Через два года с большими трудностями выписали и привезли Тойру. Тойра ехать никуда не хотела, и, по семейному преданию, отец перед ней стоял на коленях и рассказывал о том, к каким докторам ходил и что они сказали.
— Влас, — сказала с порога приехавшая тетка, — ты сейчас встанешь и принесешь мне из колодца воды.
— Он же безногий, — вырвалось у матери.
— А ты безголовая, — сказала Тойра. Не разуваясь, прошла к Власу.
Потерла его ноги, пощипала, погладила спину.
— Топор принеси, — сказала отцу.
Отец пошел и принес топор. Тетка достала свою икону. Аккуратно поцеловала ее. Протянула Власу.

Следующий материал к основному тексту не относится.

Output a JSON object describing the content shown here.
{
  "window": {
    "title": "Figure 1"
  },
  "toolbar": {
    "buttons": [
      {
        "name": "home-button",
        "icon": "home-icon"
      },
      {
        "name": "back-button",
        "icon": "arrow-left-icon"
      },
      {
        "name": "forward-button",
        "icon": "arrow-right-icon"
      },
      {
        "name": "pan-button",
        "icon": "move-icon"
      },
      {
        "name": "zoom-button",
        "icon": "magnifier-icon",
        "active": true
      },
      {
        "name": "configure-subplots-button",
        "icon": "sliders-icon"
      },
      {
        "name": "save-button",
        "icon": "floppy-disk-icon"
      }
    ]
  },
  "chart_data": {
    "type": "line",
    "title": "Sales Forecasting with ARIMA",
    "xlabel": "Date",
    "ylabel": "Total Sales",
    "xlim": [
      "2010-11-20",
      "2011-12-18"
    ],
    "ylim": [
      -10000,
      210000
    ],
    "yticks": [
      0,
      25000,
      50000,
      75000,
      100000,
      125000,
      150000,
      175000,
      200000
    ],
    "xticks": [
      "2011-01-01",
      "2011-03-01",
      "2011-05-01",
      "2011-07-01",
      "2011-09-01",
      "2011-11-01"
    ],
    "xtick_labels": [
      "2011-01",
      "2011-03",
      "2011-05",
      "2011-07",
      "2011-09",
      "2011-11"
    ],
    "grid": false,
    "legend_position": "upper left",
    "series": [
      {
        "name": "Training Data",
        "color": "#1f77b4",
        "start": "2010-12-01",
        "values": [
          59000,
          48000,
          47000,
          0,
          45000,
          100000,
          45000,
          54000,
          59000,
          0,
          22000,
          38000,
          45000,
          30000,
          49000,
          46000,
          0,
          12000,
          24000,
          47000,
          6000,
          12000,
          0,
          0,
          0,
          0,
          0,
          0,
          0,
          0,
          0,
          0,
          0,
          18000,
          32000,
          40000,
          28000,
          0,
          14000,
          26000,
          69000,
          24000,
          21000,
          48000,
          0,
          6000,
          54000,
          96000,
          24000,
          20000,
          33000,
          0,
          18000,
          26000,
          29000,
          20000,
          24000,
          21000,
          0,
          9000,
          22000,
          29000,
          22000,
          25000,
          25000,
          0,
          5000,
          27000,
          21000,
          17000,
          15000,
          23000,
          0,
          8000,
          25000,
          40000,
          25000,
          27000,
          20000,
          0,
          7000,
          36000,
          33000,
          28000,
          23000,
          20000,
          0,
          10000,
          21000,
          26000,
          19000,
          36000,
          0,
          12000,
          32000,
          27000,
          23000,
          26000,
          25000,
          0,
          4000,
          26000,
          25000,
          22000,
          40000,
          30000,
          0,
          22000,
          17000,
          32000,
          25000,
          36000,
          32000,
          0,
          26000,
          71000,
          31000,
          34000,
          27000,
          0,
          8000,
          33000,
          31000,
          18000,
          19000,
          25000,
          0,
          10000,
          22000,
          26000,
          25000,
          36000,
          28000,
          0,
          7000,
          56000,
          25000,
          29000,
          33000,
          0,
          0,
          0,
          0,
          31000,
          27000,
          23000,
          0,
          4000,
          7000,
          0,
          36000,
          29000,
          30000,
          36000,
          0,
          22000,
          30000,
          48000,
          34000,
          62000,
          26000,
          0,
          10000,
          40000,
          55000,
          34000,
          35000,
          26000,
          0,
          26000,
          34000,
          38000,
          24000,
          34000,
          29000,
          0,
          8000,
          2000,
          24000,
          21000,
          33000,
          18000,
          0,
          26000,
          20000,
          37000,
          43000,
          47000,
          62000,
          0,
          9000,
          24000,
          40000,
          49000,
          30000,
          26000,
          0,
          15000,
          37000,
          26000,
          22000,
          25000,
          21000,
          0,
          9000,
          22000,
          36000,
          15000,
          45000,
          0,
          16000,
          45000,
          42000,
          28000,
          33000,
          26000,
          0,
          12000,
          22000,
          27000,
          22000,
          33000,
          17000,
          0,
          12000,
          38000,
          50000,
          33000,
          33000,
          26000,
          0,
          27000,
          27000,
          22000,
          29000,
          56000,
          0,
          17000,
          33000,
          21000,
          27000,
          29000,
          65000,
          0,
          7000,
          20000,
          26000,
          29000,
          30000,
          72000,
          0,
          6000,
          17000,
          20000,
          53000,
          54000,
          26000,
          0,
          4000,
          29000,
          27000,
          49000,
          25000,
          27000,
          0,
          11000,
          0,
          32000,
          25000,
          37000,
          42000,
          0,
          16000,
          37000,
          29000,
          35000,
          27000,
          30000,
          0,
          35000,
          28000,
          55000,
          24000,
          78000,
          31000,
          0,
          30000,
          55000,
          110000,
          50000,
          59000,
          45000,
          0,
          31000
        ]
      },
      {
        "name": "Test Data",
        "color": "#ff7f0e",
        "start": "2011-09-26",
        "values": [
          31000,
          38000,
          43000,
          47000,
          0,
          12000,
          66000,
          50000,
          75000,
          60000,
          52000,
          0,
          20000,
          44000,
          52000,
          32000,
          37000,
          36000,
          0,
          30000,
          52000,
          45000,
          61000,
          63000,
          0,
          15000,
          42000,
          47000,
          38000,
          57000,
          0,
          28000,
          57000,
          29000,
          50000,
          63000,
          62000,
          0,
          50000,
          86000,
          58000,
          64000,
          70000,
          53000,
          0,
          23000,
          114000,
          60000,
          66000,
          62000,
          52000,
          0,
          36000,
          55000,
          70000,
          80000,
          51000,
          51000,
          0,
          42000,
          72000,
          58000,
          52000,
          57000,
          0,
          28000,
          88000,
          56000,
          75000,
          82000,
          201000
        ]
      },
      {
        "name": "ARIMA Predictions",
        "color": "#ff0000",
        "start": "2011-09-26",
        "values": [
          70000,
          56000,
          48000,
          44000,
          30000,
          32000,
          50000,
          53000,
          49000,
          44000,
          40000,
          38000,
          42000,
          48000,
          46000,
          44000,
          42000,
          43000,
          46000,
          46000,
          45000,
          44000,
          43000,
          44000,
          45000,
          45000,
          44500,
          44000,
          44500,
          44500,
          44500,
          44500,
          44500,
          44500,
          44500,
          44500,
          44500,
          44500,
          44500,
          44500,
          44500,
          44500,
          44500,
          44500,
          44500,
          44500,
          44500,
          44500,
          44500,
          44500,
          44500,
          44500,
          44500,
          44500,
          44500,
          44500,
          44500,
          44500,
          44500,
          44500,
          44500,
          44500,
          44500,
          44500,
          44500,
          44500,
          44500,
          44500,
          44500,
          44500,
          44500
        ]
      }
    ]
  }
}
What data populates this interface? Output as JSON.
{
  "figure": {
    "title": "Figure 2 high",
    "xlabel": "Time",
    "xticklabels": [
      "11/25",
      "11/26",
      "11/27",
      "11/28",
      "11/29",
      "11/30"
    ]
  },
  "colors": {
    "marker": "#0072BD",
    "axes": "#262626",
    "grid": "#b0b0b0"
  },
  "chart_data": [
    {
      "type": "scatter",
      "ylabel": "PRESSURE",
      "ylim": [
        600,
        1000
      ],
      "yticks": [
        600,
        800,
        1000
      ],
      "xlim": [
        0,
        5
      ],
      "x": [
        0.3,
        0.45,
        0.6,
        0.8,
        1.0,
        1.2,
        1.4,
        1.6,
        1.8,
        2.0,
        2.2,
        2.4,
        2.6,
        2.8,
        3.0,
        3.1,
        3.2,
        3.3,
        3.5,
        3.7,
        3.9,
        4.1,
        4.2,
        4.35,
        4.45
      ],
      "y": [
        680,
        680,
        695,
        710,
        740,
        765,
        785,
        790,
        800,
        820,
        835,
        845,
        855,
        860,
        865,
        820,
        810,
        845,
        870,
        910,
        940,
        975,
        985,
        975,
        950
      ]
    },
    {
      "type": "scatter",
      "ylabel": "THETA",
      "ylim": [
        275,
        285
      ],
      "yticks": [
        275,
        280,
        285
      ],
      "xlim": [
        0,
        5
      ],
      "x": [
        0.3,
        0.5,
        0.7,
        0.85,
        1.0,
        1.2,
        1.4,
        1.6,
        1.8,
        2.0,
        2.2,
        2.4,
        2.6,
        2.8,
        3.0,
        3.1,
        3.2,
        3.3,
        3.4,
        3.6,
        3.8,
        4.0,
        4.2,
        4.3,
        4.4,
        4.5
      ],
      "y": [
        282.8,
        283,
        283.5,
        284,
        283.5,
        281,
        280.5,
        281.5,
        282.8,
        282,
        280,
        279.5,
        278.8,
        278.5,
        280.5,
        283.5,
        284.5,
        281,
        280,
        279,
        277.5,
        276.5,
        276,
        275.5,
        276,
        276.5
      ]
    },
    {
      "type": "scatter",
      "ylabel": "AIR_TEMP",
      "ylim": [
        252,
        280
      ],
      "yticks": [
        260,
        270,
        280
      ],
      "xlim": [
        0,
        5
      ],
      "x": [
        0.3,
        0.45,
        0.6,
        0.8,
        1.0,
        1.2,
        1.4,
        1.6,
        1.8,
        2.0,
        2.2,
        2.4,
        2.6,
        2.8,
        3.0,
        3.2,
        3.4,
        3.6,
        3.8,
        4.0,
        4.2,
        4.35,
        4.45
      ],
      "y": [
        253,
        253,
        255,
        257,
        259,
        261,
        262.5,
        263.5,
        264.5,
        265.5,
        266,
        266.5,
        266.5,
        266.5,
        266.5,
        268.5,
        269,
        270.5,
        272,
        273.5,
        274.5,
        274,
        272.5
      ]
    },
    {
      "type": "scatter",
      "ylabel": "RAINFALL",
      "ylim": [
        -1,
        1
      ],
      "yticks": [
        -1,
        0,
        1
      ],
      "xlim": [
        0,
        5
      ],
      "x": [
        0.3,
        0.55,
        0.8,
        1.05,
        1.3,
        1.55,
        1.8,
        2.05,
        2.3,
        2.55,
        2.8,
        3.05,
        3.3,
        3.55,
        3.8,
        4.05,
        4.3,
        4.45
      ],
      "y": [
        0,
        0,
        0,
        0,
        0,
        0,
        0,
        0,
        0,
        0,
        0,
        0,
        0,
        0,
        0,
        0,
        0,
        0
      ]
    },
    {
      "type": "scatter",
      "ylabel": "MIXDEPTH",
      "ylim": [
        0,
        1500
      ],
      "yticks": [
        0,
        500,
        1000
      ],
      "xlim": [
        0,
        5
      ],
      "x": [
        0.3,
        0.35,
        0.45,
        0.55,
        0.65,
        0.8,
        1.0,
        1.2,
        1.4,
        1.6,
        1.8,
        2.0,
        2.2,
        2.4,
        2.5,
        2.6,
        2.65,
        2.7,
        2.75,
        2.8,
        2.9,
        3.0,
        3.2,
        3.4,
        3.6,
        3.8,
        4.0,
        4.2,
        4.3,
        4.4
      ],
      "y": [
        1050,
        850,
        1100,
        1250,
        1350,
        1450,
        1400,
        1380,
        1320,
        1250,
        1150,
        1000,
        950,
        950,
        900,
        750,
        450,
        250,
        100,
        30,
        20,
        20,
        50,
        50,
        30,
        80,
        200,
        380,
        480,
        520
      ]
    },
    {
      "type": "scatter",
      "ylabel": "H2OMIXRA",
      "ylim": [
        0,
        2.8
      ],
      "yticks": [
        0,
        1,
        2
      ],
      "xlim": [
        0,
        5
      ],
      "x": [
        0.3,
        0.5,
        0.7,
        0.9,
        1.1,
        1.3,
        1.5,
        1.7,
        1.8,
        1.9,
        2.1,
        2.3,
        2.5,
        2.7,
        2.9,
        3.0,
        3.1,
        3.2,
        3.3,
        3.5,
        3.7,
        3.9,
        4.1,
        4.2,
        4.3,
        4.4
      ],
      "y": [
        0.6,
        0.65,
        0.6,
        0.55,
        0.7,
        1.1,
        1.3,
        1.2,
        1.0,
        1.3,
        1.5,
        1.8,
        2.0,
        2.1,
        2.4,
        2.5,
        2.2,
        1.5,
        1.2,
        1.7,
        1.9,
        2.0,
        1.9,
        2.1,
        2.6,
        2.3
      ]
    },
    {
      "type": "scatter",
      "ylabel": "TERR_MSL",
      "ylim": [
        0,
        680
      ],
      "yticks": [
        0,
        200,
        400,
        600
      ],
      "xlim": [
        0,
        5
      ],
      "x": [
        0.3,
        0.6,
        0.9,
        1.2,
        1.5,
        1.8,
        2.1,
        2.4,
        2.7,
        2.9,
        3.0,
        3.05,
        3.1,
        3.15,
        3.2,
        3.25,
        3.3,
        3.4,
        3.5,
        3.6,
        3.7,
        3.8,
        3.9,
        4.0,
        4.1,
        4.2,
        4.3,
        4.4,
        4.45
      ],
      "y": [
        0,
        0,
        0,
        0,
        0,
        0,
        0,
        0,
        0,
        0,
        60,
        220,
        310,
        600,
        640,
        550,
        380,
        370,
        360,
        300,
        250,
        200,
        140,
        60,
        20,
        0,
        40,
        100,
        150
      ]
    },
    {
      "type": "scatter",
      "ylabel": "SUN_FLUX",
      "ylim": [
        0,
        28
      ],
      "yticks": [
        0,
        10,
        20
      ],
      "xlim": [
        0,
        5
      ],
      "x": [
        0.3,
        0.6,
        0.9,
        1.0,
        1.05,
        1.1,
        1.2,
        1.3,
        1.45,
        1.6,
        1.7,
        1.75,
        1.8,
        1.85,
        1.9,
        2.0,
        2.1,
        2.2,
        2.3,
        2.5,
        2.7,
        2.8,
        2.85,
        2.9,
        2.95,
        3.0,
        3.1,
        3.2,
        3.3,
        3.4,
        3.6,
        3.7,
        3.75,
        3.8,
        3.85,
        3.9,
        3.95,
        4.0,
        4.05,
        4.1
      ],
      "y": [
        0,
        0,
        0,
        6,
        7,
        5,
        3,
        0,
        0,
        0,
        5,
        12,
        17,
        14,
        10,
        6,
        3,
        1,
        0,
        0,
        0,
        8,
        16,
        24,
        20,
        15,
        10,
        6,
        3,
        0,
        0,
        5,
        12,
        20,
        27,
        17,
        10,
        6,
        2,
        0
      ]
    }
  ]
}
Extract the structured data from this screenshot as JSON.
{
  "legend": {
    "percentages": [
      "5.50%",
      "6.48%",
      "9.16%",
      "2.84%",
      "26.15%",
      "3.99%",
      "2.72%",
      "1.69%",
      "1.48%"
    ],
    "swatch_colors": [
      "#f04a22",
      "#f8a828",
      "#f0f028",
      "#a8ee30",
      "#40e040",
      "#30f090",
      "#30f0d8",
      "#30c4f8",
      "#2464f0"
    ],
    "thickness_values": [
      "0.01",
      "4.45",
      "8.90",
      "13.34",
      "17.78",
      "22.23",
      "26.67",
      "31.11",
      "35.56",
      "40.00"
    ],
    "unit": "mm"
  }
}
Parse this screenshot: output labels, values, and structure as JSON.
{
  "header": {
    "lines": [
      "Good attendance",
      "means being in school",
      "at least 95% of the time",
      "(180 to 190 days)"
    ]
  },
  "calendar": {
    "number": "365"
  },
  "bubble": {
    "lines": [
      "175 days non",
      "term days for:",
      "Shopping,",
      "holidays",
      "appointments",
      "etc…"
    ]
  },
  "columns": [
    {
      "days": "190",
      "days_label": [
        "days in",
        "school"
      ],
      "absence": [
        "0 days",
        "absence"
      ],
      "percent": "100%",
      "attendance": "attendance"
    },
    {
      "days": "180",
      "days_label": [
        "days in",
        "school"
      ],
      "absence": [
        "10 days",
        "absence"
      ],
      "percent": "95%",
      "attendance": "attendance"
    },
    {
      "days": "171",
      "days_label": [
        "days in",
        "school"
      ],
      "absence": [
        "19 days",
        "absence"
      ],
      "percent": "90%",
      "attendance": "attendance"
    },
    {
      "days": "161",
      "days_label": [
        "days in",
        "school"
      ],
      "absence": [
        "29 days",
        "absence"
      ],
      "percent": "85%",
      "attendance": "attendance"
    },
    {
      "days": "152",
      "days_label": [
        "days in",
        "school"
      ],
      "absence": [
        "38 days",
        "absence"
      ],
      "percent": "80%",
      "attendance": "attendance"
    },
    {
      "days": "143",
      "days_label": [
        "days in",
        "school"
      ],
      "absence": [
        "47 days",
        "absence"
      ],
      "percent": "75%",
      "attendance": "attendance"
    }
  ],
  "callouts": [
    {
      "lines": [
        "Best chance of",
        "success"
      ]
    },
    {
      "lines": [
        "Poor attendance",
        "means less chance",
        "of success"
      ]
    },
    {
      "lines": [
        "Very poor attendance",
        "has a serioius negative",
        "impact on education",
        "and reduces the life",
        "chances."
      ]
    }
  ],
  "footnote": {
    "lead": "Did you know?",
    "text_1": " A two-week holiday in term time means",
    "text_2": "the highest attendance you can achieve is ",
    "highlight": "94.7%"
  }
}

— Держи, — сказала. Взяв в руки топор, покачала его в руке.
— Саша, — со стоном произнесла перепуганная мать отцу, — Саша!
— Выведи истеричку, — приказала Тойра и, проводив супружескую пару недобрым взглядом, обратилась к племяннику:
— Сейчас я тебе отрублю ноги, а потом приставлю. Понял?